Arteriosclerosis, or "hardening of the arteries," commonly shows its effects first in the legs and feet. The narrowing of the arteries may progress to total closure (occlusion) of the vessel. The vessel walls become less elastic and cannot dilate to allow greater blood flow when needed (such as during exercise). Calcium deposits in the walls of the arteries contribute to the narrowing and stiffness. The effects of these deposits may be seen on ordinary X-rays

What are the symptoms of Peripheral Artery Disease?
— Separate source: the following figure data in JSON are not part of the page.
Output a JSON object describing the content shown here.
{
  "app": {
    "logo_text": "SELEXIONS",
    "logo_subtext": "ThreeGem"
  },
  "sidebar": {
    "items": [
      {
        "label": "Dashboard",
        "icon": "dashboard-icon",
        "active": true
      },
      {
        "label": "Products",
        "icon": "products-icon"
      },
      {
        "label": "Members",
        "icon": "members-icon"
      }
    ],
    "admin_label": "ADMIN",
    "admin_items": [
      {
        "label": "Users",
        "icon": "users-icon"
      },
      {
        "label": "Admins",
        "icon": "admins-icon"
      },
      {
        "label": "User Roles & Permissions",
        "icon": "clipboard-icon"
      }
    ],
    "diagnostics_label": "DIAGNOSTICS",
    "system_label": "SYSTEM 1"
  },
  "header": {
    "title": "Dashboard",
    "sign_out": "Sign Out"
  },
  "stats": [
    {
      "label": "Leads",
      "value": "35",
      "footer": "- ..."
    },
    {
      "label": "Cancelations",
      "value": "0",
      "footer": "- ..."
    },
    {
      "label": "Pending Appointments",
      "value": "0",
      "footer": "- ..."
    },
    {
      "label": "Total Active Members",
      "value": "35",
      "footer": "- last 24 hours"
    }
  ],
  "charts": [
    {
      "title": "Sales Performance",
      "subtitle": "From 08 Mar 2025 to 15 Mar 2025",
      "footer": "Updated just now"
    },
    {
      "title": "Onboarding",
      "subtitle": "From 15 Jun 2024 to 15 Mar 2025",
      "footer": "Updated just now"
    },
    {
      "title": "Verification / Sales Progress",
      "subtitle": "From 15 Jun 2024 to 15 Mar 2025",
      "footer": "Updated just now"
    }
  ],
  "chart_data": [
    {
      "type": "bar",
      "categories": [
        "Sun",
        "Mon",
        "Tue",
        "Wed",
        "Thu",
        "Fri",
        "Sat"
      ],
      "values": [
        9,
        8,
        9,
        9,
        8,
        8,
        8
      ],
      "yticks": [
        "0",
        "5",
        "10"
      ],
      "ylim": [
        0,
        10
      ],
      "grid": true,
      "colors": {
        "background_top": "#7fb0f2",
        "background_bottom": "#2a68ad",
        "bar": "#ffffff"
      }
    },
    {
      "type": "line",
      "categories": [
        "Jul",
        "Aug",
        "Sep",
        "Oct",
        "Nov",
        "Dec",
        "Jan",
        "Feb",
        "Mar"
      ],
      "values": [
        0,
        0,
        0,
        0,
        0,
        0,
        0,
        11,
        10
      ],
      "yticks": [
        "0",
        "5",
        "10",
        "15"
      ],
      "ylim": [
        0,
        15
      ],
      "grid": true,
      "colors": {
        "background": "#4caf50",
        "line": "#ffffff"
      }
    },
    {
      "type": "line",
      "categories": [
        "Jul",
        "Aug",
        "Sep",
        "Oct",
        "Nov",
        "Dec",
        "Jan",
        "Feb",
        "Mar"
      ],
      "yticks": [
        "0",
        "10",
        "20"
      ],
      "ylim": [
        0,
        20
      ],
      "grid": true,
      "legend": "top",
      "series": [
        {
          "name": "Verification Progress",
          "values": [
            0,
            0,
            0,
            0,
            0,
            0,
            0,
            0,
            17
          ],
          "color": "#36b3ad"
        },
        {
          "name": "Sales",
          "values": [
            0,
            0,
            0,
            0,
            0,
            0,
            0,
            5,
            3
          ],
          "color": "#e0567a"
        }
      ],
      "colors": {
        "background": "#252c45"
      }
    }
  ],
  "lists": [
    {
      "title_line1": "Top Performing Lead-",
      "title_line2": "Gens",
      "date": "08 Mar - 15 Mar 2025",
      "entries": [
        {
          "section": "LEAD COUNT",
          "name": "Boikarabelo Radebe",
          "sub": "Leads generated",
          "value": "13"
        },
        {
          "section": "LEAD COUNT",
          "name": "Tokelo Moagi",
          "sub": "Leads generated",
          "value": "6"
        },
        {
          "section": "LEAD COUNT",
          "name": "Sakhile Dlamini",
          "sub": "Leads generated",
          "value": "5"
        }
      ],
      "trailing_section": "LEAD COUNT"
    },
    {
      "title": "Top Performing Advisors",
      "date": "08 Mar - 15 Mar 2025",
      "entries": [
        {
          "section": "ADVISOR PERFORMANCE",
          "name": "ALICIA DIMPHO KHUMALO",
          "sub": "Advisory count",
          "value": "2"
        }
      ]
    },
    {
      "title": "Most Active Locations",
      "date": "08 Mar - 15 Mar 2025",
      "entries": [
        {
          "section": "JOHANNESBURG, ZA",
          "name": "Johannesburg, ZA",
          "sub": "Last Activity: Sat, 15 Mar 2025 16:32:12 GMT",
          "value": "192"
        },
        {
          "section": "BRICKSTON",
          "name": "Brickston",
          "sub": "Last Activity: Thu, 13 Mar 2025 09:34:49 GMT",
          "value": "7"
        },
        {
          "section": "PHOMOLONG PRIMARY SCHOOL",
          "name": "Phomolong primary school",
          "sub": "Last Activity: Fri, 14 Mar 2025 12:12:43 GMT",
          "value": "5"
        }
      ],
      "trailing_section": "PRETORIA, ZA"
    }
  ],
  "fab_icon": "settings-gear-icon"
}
Often, symptoms affect one limb. If arteriosclerosis exists in both limbs, the intensity is usually different in each.

  • Leg pain (intermittent claudication) ,occurs with exercise (such as walking) but is relieved with rest
  • Numbness of the legs or feet at rest
  • Cold legs or feet
  • Muscle pain in the thighs, calves, or feet
  • Loss of hair on the legs and/or feet
  • Change of color of the legs
  • Paleness or blueness (cyanosis)
  • Pulse, weak or absent in the limb
  • Walking/gait abnormalities

Who does Peripheral Artery Disease affect?

This is a common disorder, usually affecting men over 50 years old. People are at higher risk if they have a personal or family history of coronary artery disease (heart disease) or cerebrovascular disease (stroke), diabetes, smoking, hypertension (high blood pressure), or kidney disease involving hemodialysis.

What treatments are available for Peripheral Artery Disease?

  • Treatment focuses on the relief of symptoms and self-care to improve circulation.
  • Medications may be required to control the disorder, including pain relievers, blood thinners, and medications to enlarge or dilate the affected artery(ies)
  • Surgery is usually performed only on severe cases where the ability to work or pursue essential activities is affected.
  • Alternatives to surgery may include treatments such as balloon angioplasty, sometimes followed by stent implantation, laser treatment, or other treatments.
  • Always consult a doctor before taking any medication.


  • Exercise must be balanced with rest. Walking or other activity, performed to the point of pain and alternated with rest periods, is often recommended. Over time, circulation improves because of the development of collateral (new, small) blood vessels.
  • Stop smoking! Smoking constricts arteries, decreases the blood's ability to carry oxygen and increases the risk of forming clots (thrombi and emboli).
  • Foot care is particularly important if diabetes is also present. Wear shoes that fit properly. Pay attention to any cuts, scrapes or injury -- the tissues heal slowly when there is decreased circulation and are prone to infection.
  • If cholesterol is high, change the diet to a low-cholesterol and low-fat diet.